The PC&NR was amalgamated with the GWR on 13 July 1876.

==Llantarnam link==
The PC&NR line gave access to Newport and to the South Wales Main Line eastwards at Maindee, but at its northern end it was connected to Pontypool Road. Traffic from the Taff Vale Extension Line and from the Hereford direction could run directly to it, but local traffic from the upper sections of the Eastern Valley Line could only reach it by reversing at the Coedygric sidings complex near Pontypool Road. Now that those lines were all in GWR hands, the time had come to connect them. A connecting line further south, joining the Eastern Valley Line with the PC&NR line near Cwmbran; it was 67 chains in length from Cwmbran Junction to Llantarnam Junction, and it opened in April 1878. From the following year all through traffic and local passenger trains were diverted away from the lower Eastern Valley Line.

==Growth==
The availability of the Maindee East Loop coupled with the opening of the Severn Tunnel in 1886 vastly simplified the transfer of coal traffic to London and also to Portland and Southampton, where bunkering Royal Navy and ocean-going commercial shipping was experiencing considerable growth. As far as passenger services were concerned, as well as trains from Cardiff and Newport to the Hereford and Shrewsbury line, a developing traffic ran from Bristol and the West of England after the opening of the Severn Tunnel in 1886 northwards from Maindee East Junction through Hereford. This enabled trains to reach the River Mersey (at Birkenhead) over track controlled solely or jointly by the GWR, whereas routing via Gloucester and Birmingham was dependent on the co-operation of competing companies. The route was marketed as "The North and West Route", and use of the route for through goods and passenger trains became very heavy.

==Decline of coal, and of local passenger traffic==
Following 1945 coal business declined, gradually at first. The marginal pits in the Eastern Valley were hit, and the Eastern Valley line from Cwmbran Junction to Newport closed from 27 October 1963, all residual traffic being routed over the PC&NR line. Local passenger traffic declined too, and many wayside stations had closed from 30 April 1962, and this left no passenger station open on the former PC&NR. Only a basic Cardiff – Hereford – Shrewsbury service remained, although through freight business was reasonably buoyant.

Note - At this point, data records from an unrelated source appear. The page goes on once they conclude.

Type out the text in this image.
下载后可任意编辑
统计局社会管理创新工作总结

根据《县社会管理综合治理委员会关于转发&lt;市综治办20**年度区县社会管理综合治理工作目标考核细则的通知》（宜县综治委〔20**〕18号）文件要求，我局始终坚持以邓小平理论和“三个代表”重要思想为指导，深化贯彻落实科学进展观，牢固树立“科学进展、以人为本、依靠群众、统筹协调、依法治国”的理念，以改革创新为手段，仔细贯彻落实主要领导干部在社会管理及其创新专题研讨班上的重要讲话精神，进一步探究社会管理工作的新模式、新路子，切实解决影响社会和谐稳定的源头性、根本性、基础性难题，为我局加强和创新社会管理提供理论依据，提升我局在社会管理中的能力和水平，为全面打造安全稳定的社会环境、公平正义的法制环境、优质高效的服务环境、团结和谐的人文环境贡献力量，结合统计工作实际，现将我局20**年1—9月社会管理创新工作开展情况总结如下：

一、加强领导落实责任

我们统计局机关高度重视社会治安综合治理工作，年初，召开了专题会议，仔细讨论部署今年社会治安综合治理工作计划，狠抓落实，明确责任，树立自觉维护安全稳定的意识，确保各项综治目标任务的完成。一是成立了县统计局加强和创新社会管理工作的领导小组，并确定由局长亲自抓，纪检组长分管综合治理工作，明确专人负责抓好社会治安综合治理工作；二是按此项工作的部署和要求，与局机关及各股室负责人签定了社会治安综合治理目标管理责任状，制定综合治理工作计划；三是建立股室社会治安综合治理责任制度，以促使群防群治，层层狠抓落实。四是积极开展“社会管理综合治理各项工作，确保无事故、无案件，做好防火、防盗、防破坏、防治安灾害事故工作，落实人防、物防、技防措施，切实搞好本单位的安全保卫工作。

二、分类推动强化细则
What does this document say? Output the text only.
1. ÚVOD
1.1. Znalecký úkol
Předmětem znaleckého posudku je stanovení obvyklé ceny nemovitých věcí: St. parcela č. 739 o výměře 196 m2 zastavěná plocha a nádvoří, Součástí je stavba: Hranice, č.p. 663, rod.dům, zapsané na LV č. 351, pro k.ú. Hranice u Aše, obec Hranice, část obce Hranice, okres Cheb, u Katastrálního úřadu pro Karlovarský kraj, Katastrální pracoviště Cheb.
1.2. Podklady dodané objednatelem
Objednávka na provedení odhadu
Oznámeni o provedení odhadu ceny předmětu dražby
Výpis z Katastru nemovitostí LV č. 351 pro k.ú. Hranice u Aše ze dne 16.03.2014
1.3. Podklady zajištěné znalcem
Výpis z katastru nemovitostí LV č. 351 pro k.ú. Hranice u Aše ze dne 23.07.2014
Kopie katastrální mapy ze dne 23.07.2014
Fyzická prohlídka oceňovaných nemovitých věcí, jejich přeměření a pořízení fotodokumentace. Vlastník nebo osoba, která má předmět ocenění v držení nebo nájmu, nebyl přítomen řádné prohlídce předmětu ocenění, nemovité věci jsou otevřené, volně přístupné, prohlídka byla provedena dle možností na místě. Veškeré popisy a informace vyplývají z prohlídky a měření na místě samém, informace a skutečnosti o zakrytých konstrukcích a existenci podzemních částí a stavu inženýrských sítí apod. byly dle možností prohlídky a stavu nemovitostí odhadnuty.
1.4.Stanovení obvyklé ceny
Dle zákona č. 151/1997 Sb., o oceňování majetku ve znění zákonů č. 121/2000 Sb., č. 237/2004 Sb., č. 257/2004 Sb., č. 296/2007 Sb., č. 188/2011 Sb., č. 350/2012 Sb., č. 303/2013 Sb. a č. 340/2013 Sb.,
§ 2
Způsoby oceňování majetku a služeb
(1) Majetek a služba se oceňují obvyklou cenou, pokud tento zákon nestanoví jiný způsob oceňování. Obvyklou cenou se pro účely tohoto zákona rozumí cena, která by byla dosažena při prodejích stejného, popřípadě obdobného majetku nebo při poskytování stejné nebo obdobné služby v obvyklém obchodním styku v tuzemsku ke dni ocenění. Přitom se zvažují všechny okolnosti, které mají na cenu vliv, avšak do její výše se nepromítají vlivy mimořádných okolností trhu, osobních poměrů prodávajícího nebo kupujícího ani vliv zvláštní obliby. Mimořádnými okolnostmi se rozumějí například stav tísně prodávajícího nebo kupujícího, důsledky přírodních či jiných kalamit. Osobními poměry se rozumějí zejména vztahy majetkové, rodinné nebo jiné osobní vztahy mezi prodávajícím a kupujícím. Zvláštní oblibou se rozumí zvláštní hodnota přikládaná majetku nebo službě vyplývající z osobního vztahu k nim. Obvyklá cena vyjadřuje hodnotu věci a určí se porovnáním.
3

The Llantarnam Junction to Cwmbran Junction link line closed when the upper part of the Eastern Valley route closed in 1980; it had probably been dormant since the closure of the last mineral working to Hafodyrynys over the Taff Vale Extension line on 31 March 1979.

==Location list==

===PC&NR main line===

- Pontypool Road; originally opened in 1854 for the Newport, Abergavenny and Hereford Railway; now named Pontypool and New Inn;
- Panteg; opened 21 December 1874; closed 1 August 1880;
- Panteg Junction; convergence of line from Pontnewynydd;
- Pontnewydd; opened 21 December 1874; closed 1 January 1917; reopened 5 May 1919; renamed Lower Pontnewydd 1925; closed 9 June 1958;
- Cwmbran; new station opened 12 May 1986; still open;
- Llantarnam Junction; convergence of connection from Cwmbran Junction;
- Llantarnam; opened by August 1878; closed 30 April 1962;
- Ponthir; opened 1 June 1878; closed 30 April 1962;
- Caerleon; opened 21 December 1874; closed 30 April 1962;
- Maindee North Junction; line forks to
  - Maindee West Junction towards Newport Station; and
  - Maindee East Junction towards Severn Tunnel Junction.

===Llantarnam Link===

- Cwmbran Junction; divergence from Eastern Valley line;
- Cwmbran; opened 1 August 1880; closed 30 April 1962;
- Llantarnam Junction; convergence with PC&NR main line (above).